Wanda's Diary Entries
Wednesday, February 4, 2009
I met Millard Fuller back in 1986, when the two of us were sitting in the green room of a radio station in Boston, waiting to go on live to plug each of our respective books. At that time, Habitat for Humanity, the organization that Millard had founded with his wife, Linda, was celebrating its tenth anniversary. Millard was on a book tour to promote “No More Shacks: The Daring Vision of Habitat for Humanity.” I was a first-time author, on my maiden-voyage book tour with “The Singular Generation: Young Americans in the 1980s,” hot off the press from Doubleday.
Millard was larger than life, tall, charismatic, brilliant but most of all friendly. To call him a “people person” was an understatement. He loved people — anyone and everyone he encountered. Unlike the garden-variety, self-centered celebrity, he had a voracious curiosity and wanted to have an impact on those he touched. Millard and I were already deep into conversation, exchanging our life stories, when the show host burst into the room.
He extended his hand to Millard. “Millard Fuller,” he repeated. “Millard Fuller. I just want to be sure that I don’t say Millard Fillmore when I introduce you.”
My interview came first and went off without a hitch, but when Millard went on the air, the radio host said: “We have a remarkable guest with us this evening, a man of faith and vision, a man who has brought housing to thousands of people — Millard Fillmore.”
Five years had passed until I saw Millard again, this time when my then-husband Frank Levering and I traveled to Americus, Georgia in 1991 to interview the Fullers for our forthcoming book, “Simple Living: One Couple’s Search for a Better Life.” By that time, Habitat was a darling of the media, Millard’s name and face was everywhere in the press along with that of Jimmy Carter, his most famous volunteer. The Habitat campus was an enormous presence in the city of Americus, consuming blocks. Our tape recorder was all set up in the Fullers’ modest home within walking distance of Habitat headquarters. When we finally got the hyperkinetic Millard seated for the interview, I extended my hand, “Actually, we’ve met before,” I started.
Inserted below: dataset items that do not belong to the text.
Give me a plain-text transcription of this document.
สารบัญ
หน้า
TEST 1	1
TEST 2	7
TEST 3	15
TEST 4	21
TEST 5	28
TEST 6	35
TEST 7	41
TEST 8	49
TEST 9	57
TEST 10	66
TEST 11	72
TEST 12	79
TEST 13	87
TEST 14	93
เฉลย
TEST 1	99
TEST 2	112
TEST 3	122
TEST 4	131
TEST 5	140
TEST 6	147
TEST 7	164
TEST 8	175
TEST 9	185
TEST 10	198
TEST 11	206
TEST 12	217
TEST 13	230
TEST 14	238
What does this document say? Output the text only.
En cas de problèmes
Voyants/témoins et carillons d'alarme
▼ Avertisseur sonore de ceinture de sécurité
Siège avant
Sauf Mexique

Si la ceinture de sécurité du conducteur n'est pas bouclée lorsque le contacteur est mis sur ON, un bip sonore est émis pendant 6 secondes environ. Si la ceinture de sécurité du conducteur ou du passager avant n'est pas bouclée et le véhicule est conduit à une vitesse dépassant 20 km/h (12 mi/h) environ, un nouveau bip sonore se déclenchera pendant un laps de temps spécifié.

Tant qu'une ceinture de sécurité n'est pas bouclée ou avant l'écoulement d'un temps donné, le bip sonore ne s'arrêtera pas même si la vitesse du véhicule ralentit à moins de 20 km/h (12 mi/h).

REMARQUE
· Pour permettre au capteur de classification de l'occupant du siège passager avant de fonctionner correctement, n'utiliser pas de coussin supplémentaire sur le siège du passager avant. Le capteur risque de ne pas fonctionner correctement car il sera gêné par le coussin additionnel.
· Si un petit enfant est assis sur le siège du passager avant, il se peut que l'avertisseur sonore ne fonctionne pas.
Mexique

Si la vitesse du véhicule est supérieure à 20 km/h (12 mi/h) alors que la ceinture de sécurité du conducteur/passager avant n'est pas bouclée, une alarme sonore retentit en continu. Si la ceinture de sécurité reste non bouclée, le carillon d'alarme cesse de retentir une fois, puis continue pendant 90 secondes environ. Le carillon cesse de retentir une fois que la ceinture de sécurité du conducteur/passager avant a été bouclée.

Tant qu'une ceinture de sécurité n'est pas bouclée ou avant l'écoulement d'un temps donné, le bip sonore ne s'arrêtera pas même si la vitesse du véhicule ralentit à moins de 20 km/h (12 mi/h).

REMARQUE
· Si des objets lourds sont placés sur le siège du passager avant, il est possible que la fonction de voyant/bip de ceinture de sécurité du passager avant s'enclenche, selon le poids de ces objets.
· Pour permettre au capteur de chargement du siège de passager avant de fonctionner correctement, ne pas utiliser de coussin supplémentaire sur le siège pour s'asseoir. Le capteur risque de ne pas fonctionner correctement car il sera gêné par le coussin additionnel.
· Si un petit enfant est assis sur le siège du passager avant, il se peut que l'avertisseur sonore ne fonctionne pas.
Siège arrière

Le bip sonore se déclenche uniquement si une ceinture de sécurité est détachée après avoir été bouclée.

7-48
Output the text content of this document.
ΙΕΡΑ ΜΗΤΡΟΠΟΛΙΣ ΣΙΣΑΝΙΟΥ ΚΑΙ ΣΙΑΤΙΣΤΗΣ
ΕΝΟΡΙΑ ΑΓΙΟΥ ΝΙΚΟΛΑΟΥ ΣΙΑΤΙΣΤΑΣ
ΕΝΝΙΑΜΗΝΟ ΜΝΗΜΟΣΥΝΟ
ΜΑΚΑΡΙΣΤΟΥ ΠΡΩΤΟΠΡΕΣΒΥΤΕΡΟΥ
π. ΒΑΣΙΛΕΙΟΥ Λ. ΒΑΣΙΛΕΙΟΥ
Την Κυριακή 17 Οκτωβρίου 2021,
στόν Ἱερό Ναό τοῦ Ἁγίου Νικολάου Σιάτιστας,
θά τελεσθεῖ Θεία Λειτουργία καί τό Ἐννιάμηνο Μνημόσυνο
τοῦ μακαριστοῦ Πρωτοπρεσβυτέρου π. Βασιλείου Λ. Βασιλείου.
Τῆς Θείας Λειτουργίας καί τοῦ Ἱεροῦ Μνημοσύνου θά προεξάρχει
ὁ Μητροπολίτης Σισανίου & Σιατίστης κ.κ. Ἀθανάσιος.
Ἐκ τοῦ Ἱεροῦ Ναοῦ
“Yes,” he interrupted, a broad smile animating his face. “That radio interviewer up in Boston got some egg on his face, calling me Millard Fillmore.”
That I remembered meeting a celebrity like Millard Fuller was not surprising, but for Millard to recall our encounter in Boston on a dime — given all the miles he had traveled and interviews he had given since — was nothing short of extraordinary.
But it was so much more than his extraordinary recall that made him a giant among men. It was the way that he and Linda conducted their lives; their steadfast Christian faith put them at odds with others more than once. I was on the outskirts of his skirmishes with the Habitat organization on such issues as executive compensation (he believed in modest salaries for himself and other top officials, which cut against the grain of the fast-growing organization); he believed in anchoring Habitat in the small Georgia town which had birthed it, despite the lures of big-city suitors, like Atlanta. He even, as I recall, fought losing battles against such notions as air conditioning and second bathrooms in Habitat houses domestically, reasoning that a greater number of decent homes could be built if you pared the amenities to a minimum. He was at core a simple liver who had seen enough poverty housing around the world to disparage “the frills” — even in Habitat homes.
And so it is with great sadness that I received the news yesterday of Millard’s death on February 2. Yesterday I went through the motions, going to Rotary, working on my latest assignment, making dinner for my son. But something had changed permanently; a great oak had fallen in my life that would never return.
After our meeting in 1991, the relationship with the Fullers grew closer. Linda Fuller signed onto the Simple Living National Advisory board as we worked to raise the funds to launch the first nationally syndicated series on sustainable living in 2004. Linda frequently traveled to North Carolina at her own expense to participate in our advisory board meetings. She and Millard donated a weekend of their time in 2001 to our first major fund-raising event, held to an overflow crowd at the Old Town Club in Winston-Salem. Linda and Millard both appeared on our program. And we visited with them in Atlanta and Americus on numerous occasions.
I’ll never forget their pain over their involuntary parting from the Habitat organization back in 2005. That year, while visiting them in Sumter County, Millard took Linda and me on a boat ride. Out on the water, he said: “When something like this happens you know who your friends are, and you have fewer than you thought.”
But their Christian faith prevented the anguish of being ousted from the organization that they founded from turning bitter or poisonous. Before long, they were back in the business of helping others obtain affordable housing, founding the Fuller Center for Housing. Life will never be quite the same with Millard not among the living. Rest in peace, great servant, remarkable man.